A discriminating means (11) for discriminating whether the first external device (2a) is connected to the second external device (2b), and a discrimination result by the discriminating device. Storage means (12a), and a control command statement in a predetermined format according to the determination result to the information processing terminal device (1) as the first or second external device
a, 2b) are connected, the second storing the conversion method for converting to a control command specific to each external device
Storage means (12b) and control command conversion means (13) for automatically converting and transmitting
An information processing terminal device, comprising: 9. A first external device (2a) or a second external device (2b) corresponding to a control command statement in a predetermined format.

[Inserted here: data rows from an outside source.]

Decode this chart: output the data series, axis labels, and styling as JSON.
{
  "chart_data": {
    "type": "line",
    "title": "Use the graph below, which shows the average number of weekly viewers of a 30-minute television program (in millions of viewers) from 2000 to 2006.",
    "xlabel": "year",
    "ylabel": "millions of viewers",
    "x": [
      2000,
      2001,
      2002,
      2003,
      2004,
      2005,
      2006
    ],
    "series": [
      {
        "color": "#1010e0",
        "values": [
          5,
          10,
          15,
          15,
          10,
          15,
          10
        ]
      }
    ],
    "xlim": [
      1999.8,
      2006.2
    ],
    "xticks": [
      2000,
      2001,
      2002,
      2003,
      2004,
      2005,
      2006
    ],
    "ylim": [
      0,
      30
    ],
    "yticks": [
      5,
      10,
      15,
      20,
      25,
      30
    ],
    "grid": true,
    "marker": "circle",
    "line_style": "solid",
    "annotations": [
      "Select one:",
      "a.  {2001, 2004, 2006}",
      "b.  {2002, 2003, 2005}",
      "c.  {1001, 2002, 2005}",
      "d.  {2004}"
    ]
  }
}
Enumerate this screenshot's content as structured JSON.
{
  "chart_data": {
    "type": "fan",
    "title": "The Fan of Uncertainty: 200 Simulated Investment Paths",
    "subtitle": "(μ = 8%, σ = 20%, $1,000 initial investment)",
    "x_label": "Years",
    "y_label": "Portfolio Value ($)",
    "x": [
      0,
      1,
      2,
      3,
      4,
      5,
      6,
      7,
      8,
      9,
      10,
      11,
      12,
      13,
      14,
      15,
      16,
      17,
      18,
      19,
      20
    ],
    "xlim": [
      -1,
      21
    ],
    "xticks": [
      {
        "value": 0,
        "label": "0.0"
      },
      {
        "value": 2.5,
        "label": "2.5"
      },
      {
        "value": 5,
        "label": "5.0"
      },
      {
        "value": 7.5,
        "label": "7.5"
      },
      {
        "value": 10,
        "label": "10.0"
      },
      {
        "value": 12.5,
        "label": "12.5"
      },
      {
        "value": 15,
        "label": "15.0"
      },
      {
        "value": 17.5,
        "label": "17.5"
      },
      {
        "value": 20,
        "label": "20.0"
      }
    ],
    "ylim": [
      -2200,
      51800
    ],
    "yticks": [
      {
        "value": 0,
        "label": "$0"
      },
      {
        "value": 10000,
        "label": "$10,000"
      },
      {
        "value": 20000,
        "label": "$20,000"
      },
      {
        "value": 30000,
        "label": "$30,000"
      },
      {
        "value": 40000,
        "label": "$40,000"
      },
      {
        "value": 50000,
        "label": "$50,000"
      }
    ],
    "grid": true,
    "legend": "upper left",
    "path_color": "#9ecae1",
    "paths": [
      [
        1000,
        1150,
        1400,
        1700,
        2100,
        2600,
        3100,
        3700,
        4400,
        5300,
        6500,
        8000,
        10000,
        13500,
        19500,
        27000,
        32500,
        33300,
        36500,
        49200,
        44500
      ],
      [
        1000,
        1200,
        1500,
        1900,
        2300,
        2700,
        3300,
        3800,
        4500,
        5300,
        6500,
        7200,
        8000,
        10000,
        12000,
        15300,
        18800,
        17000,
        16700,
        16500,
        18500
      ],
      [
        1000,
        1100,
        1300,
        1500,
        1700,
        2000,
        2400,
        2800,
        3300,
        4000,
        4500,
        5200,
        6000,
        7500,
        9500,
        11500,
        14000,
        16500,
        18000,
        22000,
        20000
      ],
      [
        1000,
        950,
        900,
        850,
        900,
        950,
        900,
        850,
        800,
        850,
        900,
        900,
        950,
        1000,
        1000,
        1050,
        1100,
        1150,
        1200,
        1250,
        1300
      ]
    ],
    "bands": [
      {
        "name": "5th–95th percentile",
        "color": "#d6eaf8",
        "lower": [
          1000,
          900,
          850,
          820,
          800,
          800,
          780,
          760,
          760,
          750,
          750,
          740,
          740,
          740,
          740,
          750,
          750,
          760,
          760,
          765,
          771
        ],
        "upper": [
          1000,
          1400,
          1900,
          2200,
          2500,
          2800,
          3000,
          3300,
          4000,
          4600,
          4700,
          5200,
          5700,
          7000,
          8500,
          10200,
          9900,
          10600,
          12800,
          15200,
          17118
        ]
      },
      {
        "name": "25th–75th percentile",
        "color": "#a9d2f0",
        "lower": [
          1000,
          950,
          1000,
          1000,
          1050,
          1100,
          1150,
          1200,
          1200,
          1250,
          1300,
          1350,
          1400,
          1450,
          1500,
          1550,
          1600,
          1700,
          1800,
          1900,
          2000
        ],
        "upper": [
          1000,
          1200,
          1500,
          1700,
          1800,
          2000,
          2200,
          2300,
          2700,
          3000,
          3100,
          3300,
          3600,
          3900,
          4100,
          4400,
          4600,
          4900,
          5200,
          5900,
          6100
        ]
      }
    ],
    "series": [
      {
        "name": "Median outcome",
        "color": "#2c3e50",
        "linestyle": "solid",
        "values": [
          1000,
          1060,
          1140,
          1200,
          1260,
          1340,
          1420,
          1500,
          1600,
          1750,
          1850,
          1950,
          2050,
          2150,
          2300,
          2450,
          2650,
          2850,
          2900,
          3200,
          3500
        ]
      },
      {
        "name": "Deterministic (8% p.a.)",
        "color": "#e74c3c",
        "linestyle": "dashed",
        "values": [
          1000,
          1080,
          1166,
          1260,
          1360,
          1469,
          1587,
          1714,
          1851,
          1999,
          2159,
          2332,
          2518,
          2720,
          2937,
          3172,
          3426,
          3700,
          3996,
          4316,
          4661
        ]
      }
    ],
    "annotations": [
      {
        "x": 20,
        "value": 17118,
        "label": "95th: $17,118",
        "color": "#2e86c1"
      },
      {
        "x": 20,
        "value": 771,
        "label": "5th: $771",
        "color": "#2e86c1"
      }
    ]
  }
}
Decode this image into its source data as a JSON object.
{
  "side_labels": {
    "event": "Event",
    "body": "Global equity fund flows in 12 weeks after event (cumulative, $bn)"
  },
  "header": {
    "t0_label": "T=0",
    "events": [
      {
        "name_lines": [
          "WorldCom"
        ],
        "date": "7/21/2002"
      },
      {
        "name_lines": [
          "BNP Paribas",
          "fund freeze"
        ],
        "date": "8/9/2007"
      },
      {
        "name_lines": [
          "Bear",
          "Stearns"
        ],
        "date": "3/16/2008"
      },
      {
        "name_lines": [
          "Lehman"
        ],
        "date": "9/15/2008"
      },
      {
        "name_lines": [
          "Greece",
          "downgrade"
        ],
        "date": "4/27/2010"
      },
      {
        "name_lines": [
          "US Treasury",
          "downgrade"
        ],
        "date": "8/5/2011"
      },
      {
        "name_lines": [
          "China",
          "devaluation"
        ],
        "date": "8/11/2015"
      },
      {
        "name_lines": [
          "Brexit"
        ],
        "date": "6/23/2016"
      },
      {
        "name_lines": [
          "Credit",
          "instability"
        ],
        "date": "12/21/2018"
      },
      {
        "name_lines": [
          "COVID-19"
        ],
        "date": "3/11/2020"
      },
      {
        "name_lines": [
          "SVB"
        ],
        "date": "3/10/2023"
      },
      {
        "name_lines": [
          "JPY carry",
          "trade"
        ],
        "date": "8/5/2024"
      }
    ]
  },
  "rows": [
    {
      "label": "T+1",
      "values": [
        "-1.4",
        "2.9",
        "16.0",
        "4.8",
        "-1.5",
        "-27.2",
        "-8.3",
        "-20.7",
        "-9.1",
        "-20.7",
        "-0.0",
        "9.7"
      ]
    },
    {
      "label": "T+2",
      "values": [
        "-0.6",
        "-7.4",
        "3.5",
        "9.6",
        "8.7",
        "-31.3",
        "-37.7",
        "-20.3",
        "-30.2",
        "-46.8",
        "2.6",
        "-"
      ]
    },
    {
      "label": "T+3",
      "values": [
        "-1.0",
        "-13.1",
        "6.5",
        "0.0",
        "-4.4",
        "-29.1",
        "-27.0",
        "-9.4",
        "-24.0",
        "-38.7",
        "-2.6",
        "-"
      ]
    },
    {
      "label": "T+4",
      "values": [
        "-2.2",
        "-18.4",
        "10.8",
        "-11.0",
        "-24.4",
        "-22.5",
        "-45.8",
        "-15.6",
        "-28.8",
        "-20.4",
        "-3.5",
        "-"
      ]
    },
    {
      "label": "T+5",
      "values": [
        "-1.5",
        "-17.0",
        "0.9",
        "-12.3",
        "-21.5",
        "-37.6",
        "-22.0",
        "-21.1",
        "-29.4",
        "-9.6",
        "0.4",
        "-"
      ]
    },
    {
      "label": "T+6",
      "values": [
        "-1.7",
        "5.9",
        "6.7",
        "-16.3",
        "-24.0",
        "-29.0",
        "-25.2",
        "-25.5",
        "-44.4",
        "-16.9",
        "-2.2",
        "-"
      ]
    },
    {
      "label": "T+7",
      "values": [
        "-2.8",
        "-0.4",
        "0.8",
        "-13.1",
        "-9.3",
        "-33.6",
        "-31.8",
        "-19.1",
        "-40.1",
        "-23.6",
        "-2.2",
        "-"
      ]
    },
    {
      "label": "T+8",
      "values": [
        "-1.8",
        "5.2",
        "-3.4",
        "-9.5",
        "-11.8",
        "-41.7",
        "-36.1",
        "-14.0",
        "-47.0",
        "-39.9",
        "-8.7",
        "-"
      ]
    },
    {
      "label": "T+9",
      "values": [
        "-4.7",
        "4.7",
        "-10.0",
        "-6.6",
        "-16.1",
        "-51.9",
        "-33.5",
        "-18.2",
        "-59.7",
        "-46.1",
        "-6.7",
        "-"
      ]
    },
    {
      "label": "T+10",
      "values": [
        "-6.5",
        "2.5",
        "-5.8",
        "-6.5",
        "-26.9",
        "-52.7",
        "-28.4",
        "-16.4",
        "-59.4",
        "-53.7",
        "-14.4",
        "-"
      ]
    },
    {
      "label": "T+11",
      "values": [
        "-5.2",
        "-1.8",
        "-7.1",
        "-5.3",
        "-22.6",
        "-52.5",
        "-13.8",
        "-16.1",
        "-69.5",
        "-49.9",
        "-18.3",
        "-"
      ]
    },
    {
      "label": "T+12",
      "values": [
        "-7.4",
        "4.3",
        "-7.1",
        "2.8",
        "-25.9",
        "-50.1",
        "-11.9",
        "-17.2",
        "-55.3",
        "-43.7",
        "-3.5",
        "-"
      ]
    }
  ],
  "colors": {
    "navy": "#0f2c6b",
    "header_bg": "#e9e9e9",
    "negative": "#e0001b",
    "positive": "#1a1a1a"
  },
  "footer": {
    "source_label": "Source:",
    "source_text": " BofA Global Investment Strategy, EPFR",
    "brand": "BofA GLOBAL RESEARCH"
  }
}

9. The information processing terminal device according to claim 6, wherein the conversion of the control command statement is stopped when there is no control command peculiar to the information processing device. 10. When stopping the conversion of the control command statement, a display indicating that the conversion of the control command statement is stopped and / or an alarm signal is generated on the display unit (14) of the information processing terminal device (1). The information processing terminal device according to claim 9. 11. An external device that uses a received signal as a control command when a specific character is received when connected to an information processing terminal device, wherein the specific character is displayed when the external device is in a power saving state. An external device for an information processing terminal device, which is provided with a function of shifting to a standby state by receiving an arbitrary character regarding a control system that cannot be received as a control command even if received. 12. After receiving the arbitrary character,
The external device for an information processing terminal device according to claim 11, wherein the external device returns to a power saving state after a lapse of a certain time. 13. The external device for an information processing terminal device according to claim 12, wherein the device returns to a power saving state after a lapse of a certain time after transmitting a response corresponding to the specific character. 14. A polarity inversion detection unit for performing state switching by determining the polarity of a signal transmitted from an information processing terminal device in order to convert the external device from an operating state to a power saving state. The external device for an information processing terminal device according to claim 12, wherein the external device is an external device.